I have two date columns in BQ table. pageview_date and edited_date, as well as id column. I need to output the data - row by row - and for each record I want to grab a value from edited_date column that is the latest date in that column BUT is not later than the pageview_date value itself. And if both dates are equal then leave it as is. It also has to correspond with the ids.
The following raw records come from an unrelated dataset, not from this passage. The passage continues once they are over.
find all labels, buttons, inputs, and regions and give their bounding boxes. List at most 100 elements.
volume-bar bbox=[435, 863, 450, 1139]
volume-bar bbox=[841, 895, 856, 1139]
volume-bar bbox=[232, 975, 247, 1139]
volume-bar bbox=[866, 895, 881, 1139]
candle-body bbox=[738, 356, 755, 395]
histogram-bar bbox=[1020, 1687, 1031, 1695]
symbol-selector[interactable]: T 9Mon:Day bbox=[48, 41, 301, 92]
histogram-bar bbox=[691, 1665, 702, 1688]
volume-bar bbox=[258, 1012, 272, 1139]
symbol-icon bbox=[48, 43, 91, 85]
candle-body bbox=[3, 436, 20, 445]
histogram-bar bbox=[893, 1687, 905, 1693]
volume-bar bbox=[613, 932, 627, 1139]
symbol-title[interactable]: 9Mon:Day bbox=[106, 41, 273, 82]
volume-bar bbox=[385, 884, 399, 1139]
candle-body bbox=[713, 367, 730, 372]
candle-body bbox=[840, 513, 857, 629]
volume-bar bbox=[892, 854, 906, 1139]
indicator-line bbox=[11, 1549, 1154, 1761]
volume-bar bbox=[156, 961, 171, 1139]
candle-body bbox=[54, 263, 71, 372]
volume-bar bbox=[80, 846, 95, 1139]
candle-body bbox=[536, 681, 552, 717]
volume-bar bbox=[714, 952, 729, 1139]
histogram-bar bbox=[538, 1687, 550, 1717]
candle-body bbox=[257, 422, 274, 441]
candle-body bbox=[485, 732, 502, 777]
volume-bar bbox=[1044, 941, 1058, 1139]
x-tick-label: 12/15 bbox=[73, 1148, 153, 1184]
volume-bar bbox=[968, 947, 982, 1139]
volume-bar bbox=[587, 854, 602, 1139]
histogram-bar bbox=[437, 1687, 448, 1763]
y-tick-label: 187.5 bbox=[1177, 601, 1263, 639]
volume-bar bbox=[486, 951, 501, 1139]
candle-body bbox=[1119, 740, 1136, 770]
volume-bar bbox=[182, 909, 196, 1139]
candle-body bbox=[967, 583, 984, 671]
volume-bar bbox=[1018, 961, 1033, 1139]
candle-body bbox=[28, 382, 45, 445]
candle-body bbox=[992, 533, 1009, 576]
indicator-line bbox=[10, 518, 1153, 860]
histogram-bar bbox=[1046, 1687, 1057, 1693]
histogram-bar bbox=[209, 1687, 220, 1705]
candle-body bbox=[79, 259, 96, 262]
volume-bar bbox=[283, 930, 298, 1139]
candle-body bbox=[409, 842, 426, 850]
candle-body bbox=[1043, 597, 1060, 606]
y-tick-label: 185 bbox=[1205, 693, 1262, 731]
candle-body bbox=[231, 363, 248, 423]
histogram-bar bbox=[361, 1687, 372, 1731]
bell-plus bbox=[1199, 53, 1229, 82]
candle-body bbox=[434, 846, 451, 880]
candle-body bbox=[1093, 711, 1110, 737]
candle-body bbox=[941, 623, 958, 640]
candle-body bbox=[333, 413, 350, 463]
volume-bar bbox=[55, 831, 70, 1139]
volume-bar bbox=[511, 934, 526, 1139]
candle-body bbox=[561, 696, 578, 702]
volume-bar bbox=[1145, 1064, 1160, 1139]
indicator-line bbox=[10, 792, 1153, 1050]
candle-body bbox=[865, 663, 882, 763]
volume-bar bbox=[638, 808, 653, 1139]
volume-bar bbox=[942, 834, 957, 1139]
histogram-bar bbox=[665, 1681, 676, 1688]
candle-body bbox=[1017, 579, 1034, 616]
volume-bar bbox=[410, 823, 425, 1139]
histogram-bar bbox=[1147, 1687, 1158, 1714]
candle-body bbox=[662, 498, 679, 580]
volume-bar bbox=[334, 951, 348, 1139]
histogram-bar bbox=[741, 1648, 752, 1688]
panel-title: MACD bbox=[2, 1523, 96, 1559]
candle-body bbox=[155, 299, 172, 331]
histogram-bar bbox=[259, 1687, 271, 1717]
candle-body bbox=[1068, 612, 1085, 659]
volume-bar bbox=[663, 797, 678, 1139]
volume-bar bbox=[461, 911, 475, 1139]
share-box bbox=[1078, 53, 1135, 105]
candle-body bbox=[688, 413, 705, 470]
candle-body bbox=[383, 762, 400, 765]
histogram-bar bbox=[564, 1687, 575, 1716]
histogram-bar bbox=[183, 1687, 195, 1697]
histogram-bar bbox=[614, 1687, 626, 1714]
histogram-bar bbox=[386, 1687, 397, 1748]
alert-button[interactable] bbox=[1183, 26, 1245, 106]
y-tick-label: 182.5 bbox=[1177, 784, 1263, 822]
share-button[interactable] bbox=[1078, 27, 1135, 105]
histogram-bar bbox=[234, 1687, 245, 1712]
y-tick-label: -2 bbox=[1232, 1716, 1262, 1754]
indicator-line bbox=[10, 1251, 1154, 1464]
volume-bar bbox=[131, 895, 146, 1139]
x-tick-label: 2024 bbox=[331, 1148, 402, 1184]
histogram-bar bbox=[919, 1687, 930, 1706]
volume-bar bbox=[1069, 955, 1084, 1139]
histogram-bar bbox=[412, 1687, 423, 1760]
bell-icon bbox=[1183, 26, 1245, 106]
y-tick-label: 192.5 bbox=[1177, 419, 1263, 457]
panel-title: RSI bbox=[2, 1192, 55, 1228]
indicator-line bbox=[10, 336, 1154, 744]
Data looks like this:
id pageview_date edited_date
A 03/01/22 02/28/22
A 03/01/22 02/02/22
A 03/01/22 02/02/22
B 03/01/22 01/01/22
B 03/01/22 01/01/22
B 03/01/22 01/31/22
C 03/01/22 04/01/22
C 03/01/22 03/25/22
C 03/01/22 03/01/22
Desired output is:
id pageview_date edited_date
A 03/01/22 02/28/22
A 03/01/22 02/28/22
A 03/01/22 02/28/22
B 03/01/22 01/31/22
B 03/01/22 01/31/22
B 03/01/22 01/31/22
C 03/01/22 03/01/22
C 03/01/22 03/01/22
C 03/01/22 03/01/22
CodePudding user response:
An approach is use the MAX window function in the edited_date column partitioned by the id:
with sample as (
select 'a' as id, DATE('2022-03-01') as pageview_date, DATE('2022-02-28') as edited_date
UNION ALL
select 'a' as id, DATE('2022-03-01') as pageview_date, DATE('2022-03-28') as edited_date
UNION ALL
select 'a' as id, DATE('2022-03-01') as pageview_date, DATE('2022-01-28') as edited_date
)
SELECT
id,
pageview_date,
MAX(IF(edited_date <= pageview_date, edited_date, null)) OVER (PARTITION BY id) as new_edited_date
FROM sample
Note if there's no edited_date before an pageview_date, the new_edited_date will be null.